In the end, said Mr. Anderson, "the better yields in the open market securities outweighed their inefficiencies. We saved a lot of money and certainly having the option of buying open-market Treasuries helped us save more. "

Municipalities are far from abandoning Slugs, which issuers typically find convenient for compliance with the arbitrage rules. Gross Slug issuance through August totaled $18.9 billion, 57% higher than the $12 billion recorded over the same period last year, according to an analysis by R.H. Wrightson & Associates. A Treasury official confirmed the figures.

But refunding volume is up even more dramatically this year. The Public Securities Association says gross municipal refundings doubled to $41.9 billion in the first half from $20.4 billion in the same period last year.

Analysts said there are other ways besides purchases of marketable securities to minimize negative arbitrage in refundings.

Last September, the Port Authority of New York and New Jersey refinanced an $86 million bond bearing an 11% coupon with a forward contract. The deal carried a true interest cost of 7.4% and an estimated savings of $86 million.

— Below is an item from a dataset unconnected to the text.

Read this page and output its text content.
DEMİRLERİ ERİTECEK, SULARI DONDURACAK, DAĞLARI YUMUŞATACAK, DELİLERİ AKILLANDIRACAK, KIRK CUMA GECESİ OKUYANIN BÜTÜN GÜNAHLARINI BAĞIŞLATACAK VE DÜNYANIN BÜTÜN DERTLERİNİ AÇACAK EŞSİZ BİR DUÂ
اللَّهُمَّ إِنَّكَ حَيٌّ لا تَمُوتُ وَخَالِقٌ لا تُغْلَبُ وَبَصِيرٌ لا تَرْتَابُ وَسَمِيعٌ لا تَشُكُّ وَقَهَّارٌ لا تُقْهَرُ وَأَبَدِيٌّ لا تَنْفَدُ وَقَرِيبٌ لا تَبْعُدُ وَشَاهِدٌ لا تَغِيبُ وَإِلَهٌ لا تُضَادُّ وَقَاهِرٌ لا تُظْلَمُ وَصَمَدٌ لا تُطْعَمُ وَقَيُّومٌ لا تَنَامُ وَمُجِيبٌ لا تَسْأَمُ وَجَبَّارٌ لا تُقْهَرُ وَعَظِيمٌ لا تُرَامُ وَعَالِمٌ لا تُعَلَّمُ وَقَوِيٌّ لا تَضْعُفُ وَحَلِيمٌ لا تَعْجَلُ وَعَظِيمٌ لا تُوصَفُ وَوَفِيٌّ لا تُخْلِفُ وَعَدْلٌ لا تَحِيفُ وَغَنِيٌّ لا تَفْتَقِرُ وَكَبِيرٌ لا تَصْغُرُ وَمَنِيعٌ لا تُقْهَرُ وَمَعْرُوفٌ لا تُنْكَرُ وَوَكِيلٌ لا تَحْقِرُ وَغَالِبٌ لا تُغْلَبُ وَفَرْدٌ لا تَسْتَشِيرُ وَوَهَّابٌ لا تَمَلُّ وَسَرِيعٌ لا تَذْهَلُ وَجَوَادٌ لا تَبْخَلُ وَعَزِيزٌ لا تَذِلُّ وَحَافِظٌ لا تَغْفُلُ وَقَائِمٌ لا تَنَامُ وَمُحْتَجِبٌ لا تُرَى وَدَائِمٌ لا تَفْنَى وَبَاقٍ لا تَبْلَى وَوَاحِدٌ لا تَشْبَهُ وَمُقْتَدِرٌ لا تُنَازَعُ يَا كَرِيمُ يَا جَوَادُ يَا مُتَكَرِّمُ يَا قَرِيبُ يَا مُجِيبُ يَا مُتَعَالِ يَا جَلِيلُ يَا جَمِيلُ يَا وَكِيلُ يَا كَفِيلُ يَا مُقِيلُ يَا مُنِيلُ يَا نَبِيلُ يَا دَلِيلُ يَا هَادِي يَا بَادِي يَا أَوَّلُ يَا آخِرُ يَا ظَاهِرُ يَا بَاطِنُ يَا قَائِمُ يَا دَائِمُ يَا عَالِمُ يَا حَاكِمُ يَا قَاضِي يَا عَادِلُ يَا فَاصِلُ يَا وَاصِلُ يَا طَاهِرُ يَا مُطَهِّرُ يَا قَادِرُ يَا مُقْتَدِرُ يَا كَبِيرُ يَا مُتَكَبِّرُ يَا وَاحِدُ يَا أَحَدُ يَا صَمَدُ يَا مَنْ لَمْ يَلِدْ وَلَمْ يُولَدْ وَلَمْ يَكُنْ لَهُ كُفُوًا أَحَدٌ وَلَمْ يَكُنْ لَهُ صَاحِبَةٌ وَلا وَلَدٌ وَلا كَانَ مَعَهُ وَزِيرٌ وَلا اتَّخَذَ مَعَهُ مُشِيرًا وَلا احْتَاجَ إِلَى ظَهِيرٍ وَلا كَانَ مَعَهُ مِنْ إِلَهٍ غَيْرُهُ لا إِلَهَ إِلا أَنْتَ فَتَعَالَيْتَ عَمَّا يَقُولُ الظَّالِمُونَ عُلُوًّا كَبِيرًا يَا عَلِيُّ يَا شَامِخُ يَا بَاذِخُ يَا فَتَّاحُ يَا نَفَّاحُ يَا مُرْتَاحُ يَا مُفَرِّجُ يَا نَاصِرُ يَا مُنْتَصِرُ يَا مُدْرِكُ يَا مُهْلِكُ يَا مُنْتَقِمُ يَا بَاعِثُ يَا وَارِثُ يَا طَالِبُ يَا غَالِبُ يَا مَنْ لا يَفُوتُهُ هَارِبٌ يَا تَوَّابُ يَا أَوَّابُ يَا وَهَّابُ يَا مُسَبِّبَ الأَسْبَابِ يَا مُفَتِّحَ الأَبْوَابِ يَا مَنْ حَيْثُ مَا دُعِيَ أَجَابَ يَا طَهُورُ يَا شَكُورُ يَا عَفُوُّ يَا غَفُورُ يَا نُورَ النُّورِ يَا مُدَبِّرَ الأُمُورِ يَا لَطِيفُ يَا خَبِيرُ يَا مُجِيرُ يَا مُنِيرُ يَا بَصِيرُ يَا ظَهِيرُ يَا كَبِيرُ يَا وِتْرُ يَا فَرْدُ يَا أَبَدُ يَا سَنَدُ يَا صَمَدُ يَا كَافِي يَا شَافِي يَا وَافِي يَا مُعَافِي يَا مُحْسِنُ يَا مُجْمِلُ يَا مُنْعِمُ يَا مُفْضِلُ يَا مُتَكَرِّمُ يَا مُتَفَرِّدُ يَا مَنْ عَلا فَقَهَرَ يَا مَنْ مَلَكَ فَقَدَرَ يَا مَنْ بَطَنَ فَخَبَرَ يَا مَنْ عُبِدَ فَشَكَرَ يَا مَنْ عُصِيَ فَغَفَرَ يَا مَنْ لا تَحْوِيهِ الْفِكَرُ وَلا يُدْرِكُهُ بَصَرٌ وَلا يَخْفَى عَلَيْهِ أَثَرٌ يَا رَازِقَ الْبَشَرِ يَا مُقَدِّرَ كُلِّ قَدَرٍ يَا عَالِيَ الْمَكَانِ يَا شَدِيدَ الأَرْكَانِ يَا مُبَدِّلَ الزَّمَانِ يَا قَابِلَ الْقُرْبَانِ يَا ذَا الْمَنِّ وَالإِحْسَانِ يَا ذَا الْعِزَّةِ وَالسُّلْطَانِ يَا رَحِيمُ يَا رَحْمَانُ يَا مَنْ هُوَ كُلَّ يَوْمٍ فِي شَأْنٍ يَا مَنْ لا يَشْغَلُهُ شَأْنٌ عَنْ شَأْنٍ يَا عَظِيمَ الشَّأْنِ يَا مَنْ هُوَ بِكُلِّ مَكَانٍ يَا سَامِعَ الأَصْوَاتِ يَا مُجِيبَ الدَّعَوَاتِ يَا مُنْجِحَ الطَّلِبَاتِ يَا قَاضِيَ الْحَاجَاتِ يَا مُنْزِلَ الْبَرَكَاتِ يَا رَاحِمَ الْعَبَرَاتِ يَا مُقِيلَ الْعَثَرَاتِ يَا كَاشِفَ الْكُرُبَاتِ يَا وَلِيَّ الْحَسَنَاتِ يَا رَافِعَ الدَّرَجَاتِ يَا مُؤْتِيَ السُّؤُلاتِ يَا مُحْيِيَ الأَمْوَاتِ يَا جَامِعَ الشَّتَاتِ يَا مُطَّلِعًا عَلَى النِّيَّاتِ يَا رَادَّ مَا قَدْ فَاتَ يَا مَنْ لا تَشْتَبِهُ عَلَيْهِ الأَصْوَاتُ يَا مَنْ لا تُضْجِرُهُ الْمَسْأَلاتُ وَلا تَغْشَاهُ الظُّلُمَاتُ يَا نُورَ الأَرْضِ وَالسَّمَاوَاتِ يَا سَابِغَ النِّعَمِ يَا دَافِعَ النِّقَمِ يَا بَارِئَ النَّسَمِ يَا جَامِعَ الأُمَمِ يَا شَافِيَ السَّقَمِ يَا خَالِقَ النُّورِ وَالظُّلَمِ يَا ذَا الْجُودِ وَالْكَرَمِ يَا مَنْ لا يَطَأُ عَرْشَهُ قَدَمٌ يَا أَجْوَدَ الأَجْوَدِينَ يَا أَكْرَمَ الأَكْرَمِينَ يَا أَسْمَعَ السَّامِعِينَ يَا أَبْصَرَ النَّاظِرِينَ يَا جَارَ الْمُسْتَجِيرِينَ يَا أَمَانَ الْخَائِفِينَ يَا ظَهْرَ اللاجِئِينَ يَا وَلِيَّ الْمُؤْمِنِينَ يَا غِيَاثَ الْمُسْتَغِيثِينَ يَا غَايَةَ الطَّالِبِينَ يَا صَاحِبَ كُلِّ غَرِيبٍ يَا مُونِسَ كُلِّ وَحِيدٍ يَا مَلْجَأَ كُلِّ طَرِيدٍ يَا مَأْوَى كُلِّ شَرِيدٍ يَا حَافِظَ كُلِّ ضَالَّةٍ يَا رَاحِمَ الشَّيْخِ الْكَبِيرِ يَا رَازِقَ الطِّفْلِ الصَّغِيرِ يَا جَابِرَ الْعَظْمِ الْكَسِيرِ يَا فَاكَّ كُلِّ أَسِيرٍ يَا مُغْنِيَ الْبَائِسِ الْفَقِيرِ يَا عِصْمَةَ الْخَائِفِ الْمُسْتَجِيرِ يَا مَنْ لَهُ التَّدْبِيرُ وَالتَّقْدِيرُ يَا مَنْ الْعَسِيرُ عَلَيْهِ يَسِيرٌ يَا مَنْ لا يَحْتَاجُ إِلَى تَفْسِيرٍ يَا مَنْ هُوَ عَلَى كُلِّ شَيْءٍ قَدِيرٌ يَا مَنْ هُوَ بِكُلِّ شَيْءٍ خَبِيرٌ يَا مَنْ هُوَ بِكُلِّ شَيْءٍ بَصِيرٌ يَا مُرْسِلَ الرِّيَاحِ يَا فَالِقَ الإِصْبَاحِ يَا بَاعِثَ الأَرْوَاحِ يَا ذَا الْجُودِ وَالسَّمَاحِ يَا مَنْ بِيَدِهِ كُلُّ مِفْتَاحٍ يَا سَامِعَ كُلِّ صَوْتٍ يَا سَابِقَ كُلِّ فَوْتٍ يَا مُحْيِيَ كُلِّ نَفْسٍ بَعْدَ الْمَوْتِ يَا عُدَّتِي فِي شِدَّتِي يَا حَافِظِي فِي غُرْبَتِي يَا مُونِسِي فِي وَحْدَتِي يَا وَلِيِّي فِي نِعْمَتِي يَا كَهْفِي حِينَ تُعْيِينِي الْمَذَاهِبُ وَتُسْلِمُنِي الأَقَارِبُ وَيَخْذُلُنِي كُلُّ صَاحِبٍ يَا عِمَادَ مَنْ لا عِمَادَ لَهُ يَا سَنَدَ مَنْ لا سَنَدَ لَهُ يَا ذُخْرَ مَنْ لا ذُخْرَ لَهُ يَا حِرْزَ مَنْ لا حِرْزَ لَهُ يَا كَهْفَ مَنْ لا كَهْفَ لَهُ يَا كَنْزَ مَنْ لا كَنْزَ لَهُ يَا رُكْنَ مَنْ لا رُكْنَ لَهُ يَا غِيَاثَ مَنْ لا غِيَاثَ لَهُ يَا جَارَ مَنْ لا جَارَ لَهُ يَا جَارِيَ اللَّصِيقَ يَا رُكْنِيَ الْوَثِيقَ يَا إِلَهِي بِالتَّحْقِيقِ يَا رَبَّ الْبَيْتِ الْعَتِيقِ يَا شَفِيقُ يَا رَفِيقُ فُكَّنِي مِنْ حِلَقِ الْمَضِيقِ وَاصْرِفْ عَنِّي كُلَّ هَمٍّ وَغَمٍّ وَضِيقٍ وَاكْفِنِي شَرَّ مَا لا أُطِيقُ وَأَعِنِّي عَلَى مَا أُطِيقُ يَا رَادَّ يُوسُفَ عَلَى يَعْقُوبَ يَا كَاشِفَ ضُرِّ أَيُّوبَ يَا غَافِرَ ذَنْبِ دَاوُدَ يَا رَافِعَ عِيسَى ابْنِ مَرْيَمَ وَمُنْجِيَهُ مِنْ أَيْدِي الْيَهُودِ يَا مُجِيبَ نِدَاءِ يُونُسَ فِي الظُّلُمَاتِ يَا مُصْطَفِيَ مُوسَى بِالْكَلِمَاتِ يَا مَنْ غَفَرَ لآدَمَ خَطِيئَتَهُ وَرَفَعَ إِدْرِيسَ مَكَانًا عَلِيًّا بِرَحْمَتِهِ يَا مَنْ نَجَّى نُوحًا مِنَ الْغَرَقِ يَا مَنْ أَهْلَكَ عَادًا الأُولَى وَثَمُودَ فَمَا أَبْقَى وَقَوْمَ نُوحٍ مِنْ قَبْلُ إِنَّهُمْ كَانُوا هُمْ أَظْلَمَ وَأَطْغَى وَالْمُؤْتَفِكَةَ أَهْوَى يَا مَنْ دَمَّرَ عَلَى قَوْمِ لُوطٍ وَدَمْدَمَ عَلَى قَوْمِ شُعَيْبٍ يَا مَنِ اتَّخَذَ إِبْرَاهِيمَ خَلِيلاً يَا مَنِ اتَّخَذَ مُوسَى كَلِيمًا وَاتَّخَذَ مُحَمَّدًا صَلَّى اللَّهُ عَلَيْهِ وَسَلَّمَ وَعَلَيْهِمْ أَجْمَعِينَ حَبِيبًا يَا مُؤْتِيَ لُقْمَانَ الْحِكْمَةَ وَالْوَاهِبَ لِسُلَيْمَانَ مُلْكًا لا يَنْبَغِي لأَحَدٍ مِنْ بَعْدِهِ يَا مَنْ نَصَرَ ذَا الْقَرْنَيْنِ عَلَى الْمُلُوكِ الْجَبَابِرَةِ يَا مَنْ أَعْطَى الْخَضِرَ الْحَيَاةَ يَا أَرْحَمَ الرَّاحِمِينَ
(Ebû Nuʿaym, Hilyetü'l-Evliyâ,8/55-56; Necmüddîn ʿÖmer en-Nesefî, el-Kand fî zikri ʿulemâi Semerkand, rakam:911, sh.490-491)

But analysts also say that small issuers as well as large ones that refund debt can find savings by staying out of the Slugs market. J.B. Kurish, director of government finance research for the Government Finance Officers Association, estimated marketables could be used for refundings as small as $20 million to $30 million.

"There are some very well-managed local municipalities out there that have very top-notch people or financial advisers," he said. "I think there's probably a lot of room for this. You don't have to have a big deal to save money."